最高裁は小野運送の主張を認め、国の上告を棄却しました。そもそも労災制度は、災害をこうむった者の損害を填補することが目的なのだから、当事者同士が話し合って示談してしまえば、請求すべき債権(この場合はBさんのAさんに対する損害賠償請求権=労災受給権)は当然、無くなることになると最高裁は判断しました。

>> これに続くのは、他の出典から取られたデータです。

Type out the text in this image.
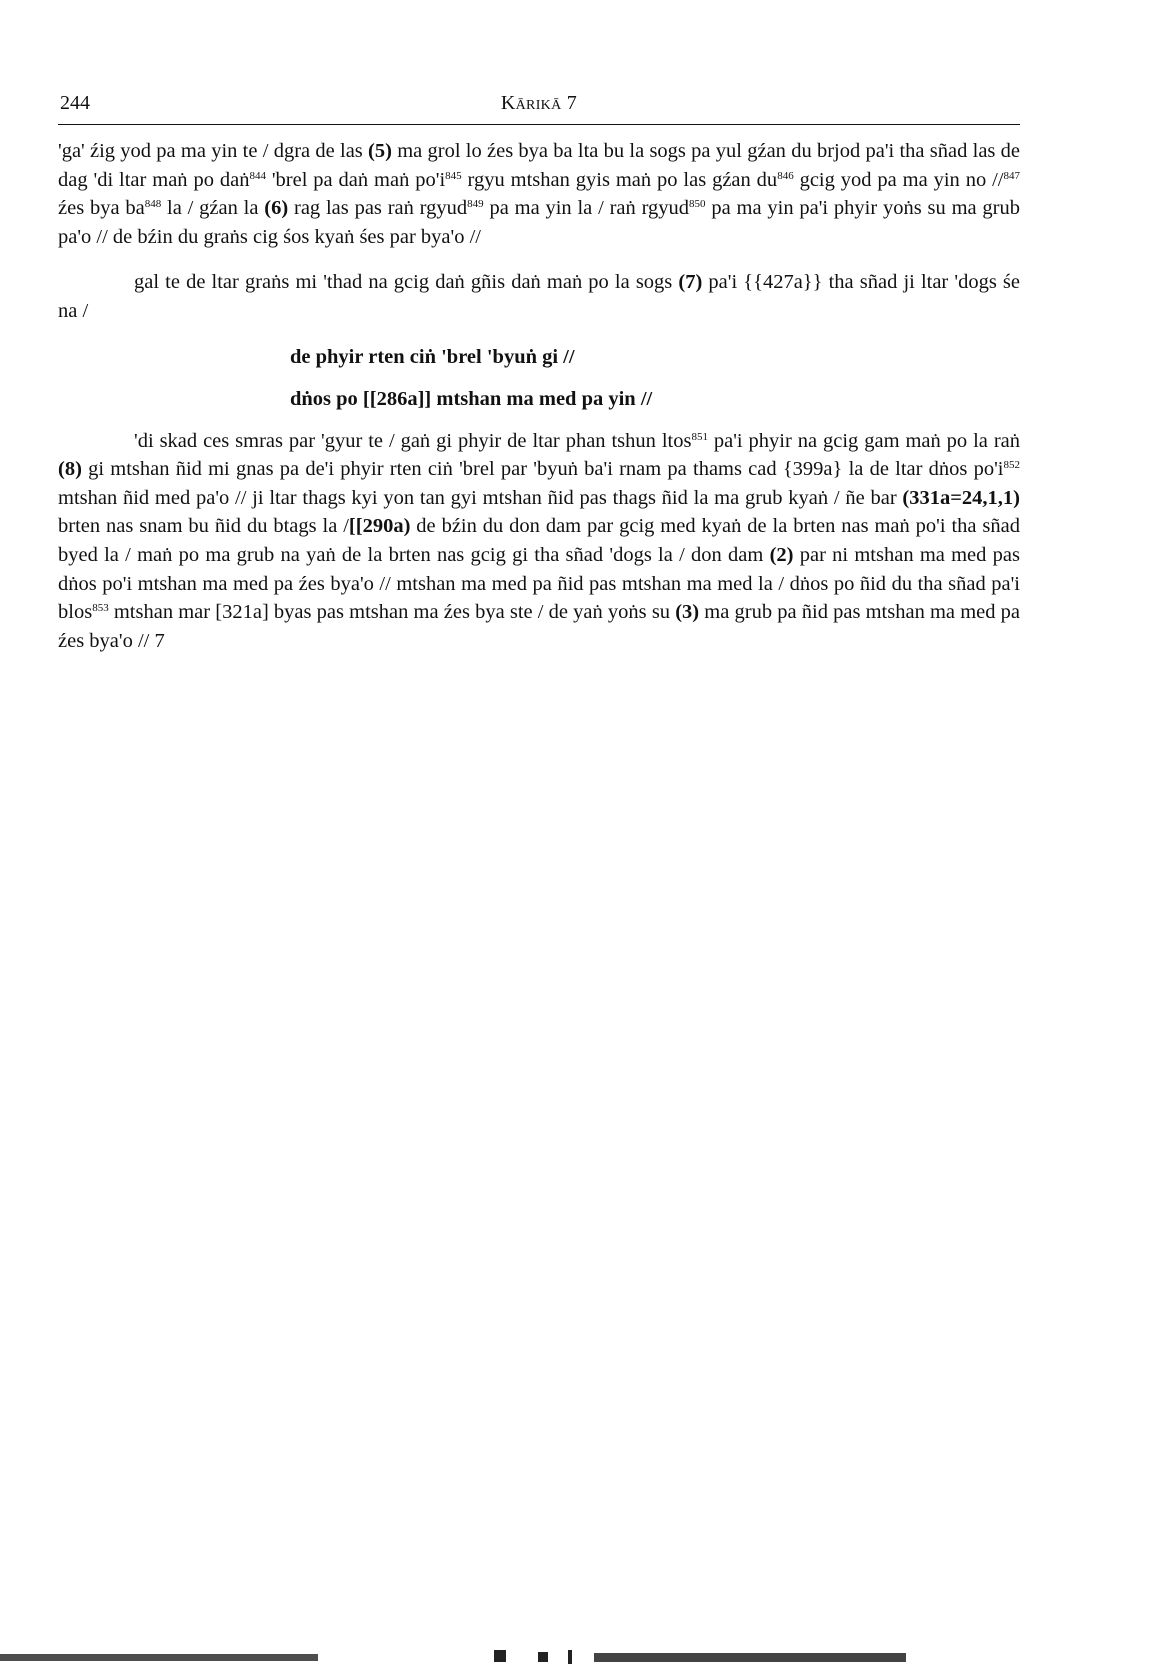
244	Kārikā 7

'ga' źig yod pa ma yin te / dgra de las (5) ma grol lo źes bya ba lta bu la sogs pa yul gźan du brjod pa'i tha sñad las de dag 'di ltar maṅ po daṅ$^{844}$ 'brel pa daṅ maṅ $po'i^{845}$ rgyu mtshan gyis maṅ po las gźan $du^{846}$ gcig yod pa ma yin no //$^{847}$ źes bya $ba^{848}$ la / gźan la (6) rag las pas raṅ rgyud$^{849}$ pa ma yin la / raṅ rgyud$^{850}$ pa ma yin pa'i phyir yoṅs su ma grub pa'o // de bźin du graṅs cig śos kyaṅ śes par bya'o //

gal te de ltar graṅs mi 'thad na gcig daṅ gñis daṅ maṅ po la sogs (7) pa'i {{427a}} tha sñad ji ltar 'dogs śe na /

de phyir rten ciṅ 'brel 'byuṅ gi //
dṅos po [[286a]] mtshan ma med pa yin //

'di skad ces smras par 'gyur te / gaṅ gi phyir de ltar phan tshun ltos$^{851}$ pa'i phyir na gcig gam maṅ po la raṅ (8) gi mtshan ñid mi gnas pa de'i phyir rten ciṅ 'brel par 'byuṅ ba'i rnam pa thams cad {399a} la de ltar dṅos $po'i^{852}$ mtshan ñid med pa'o // ji ltar thags kyi yon tan gyi mtshan ñid pas thags ñid la ma grub kyaṅ / ñe bar (331a=24,1,1) brten nas snam bu ñid du btags la /[[290a) de bźin du don dam par gcig med kyaṅ de la brten nas maṅ po'i tha sñad byed la / maṅ po ma grub na yaṅ de la brten nas gcig gi tha sñad 'dogs la / don dam (2) par ni mtshan ma med pas dṅos po'i mtshan ma med pa źes bya'o // mtshan ma med pa ñid pas mtshan ma med la / dṅos po ñid du tha sñad pa'i blos$^{853}$ mtshan mar [321a] byas pas mtshan ma źes bya ste / de yaṅ yoṅs su (3) ma grub pa ñid pas mtshan ma med pa źes bya'o // 7
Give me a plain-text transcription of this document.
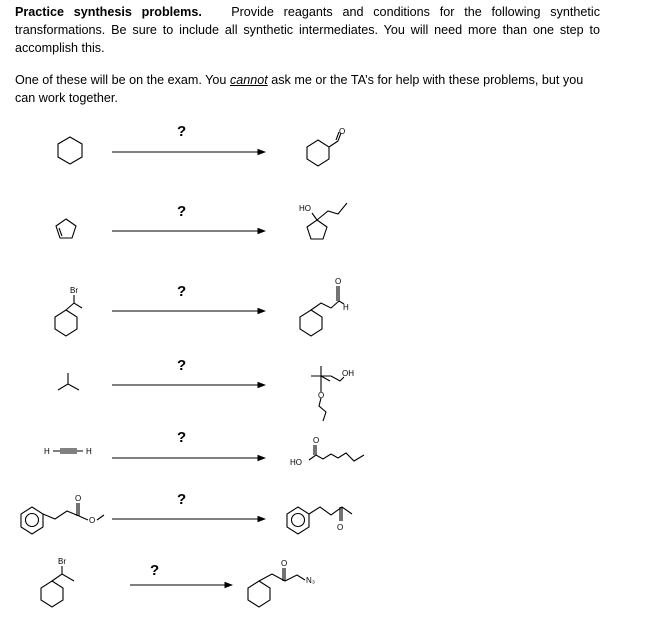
Practice synthesis problems. Provide reagants and conditions for the following synthetic transformations. Be sure to include all synthetic intermediates. You will need more than one step to accomplish this.
One of these will be on the exam. You cannot ask me or the TA’s for help with these problems, but you can work together.
?
?
?
?
?
?
?
O
HO
Br
O
H
OH
O
H	H
O
HO
O
O
O
Br	O
N₃
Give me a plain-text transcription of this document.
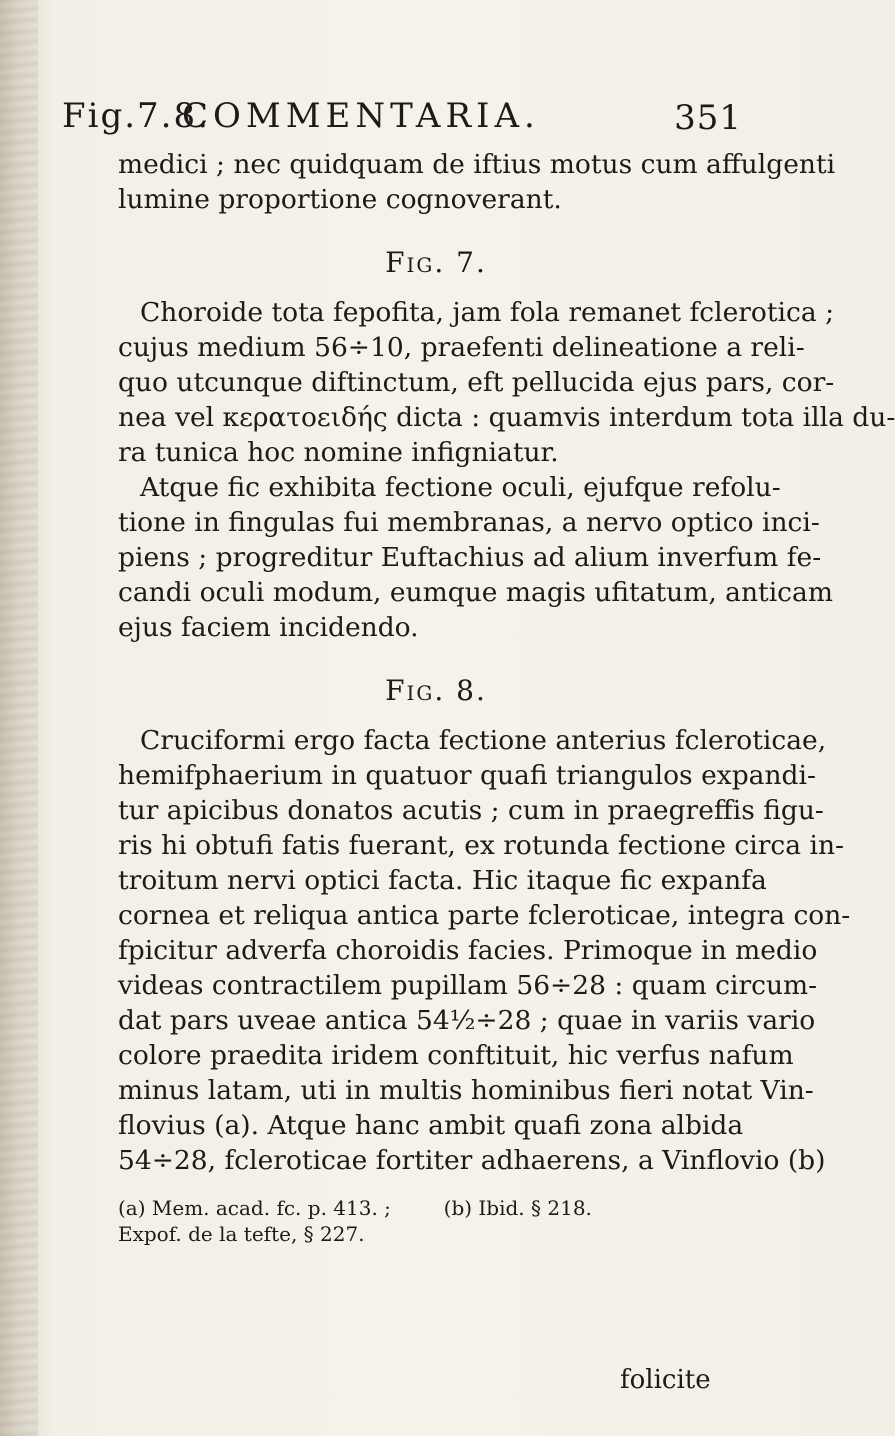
Fig.7.8.
COMMENTARIA.	351
medici ; nec quidquam de iftius motus cum affulgenti
lumine proportione cognoverant.
Fig. 7.
Choroide tota fepofita, jam fola remanet fclerotica ;
cujus medium 56÷10, praefenti delineatione a reli-
quo utcunque diftinctum, eft pellucida ejus pars, cor-
nea vel κερατοειδής dicta : quamvis interdum tota illa du-
ra tunica hoc nomine infigniatur.
Atque fic exhibita fectione oculi, ejufque refolu-
tione in fingulas fui membranas, a nervo optico inci-
piens ; progreditur Euftachius ad alium inverfum fe-
candi oculi modum, eumque magis ufitatum, anticam
ejus faciem incidendo.
Fig. 8.
Cruciformi ergo facta fectione anterius fcleroticae,
hemifphaerium in quatuor quafi triangulos expandi-
tur apicibus donatos acutis ; cum in praegreffis figu-
ris hi obtufi fatis fuerant, ex rotunda fectione circa in-
troitum nervi optici facta. Hic itaque fic expanfa
cornea et reliqua antica parte fcleroticae, integra con-
fpicitur adverfa choroidis facies. Primoque in medio
videas contractilem pupillam 56÷28 : quam circum-
dat pars uveae antica 54½÷28 ; quae in variis vario
colore praedita iridem conftituit, hic verfus nafum
minus latam, uti in multis hominibus fieri notat Vin-
flovius (a). Atque hanc ambit quafi zona albida
54÷28, fcleroticae fortiter adhaerens, a Vinflovio (b)
(a) Mem. acad. fc. p. 413. ;	(b) Ibid. § 218.
Expof. de la tefte, § 227.
folicite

すなわち、今回のケースでは、国はAさんに労災給付をする必要がなかったということで、裁判所は当事者同士の話し合いによる解決を優先する判断をしています。ただし、実際の損害や労災給付の金額と、示談して得た金額に大きく差が出ないよう、(1)労災制度の認識を深め、(2)保険給付がすばやくなされ、(3)示談が本当に当事者間の自由意志でなされたものかどうか、を厳しく認定するよう、国に求めました。(最高裁昭和38年6月4日第三小法廷判決)

いのしし社労士@霞雲の介の解説

非常に理解が難しい判例でした。要するに労災保険の給付の前に示談が成立したら、労災給付は受けられないということですね。
 
しかし示談にもいろいろあります。例えば事故によって、(1)治療費、(2)怪我などで休業した場合の賃金、(3)精神的な打撃による慰謝料、(4)見舞金、などが発生する可能性があります。示談書で示されたお金の性質がどれに該当するかは、その名称ではなく実態で判断されます。
 
そういう知識のない経営者や労働者が独自に交わした示談が、労災給付を左右するというのはある意味理不尽で、裁判所もその点では示談の認定を厳格化するように指摘しています。したがって行政解釈・学説の多くも、この判例のように「私的自治原則」を優先しながらも、可能な限り「労働者保護」が図れるよう、実務上対応するという方向になっているようです。
 
実際も、労働基準監督署で労災申請をするときに、窓口では「示談する前に必ず相談してください」と注意を受けます。この判例の重要性がうかがえる話ですね。

関係条文

労働者災害補償保険法第12条の4各項(第三者の行為による事故)、同第12条の5第2項(保険給付を受ける権利の保護)、民法第96条(詐欺又は強迫)、同第398条(抵当権の目的である地上権等の放棄) 、同第437条(連帯債務者の一人に対する免除)、同第695条(和解)、刑法第246条(詐欺))、労働基準法第83条(補償を受ける権利)

学説など

私的自治原則の優先と労働者保護理念の対立の観点から、諸説が出されています。給付義務免除について、第三者と政府を「不真性連帯債務者とみな」し、民法437条の免除規定を援用する説、労災補償が労働基準法の最低基準であることを強調する説、労基法、労災法の受補償権・受給権譲渡禁止事項を指摘する説、労使間での労災の示談による災害補償義務の消滅は許されないとする説、示談金未受領段階での補償給付は妨げられるべきではないという説、災害当事者は示談により国の法律上の正当な利益を侵し得ないとする説、労災補償と損害賠償の調整を現実的・機能的重複の範囲で認めることを基本とする説、など多数。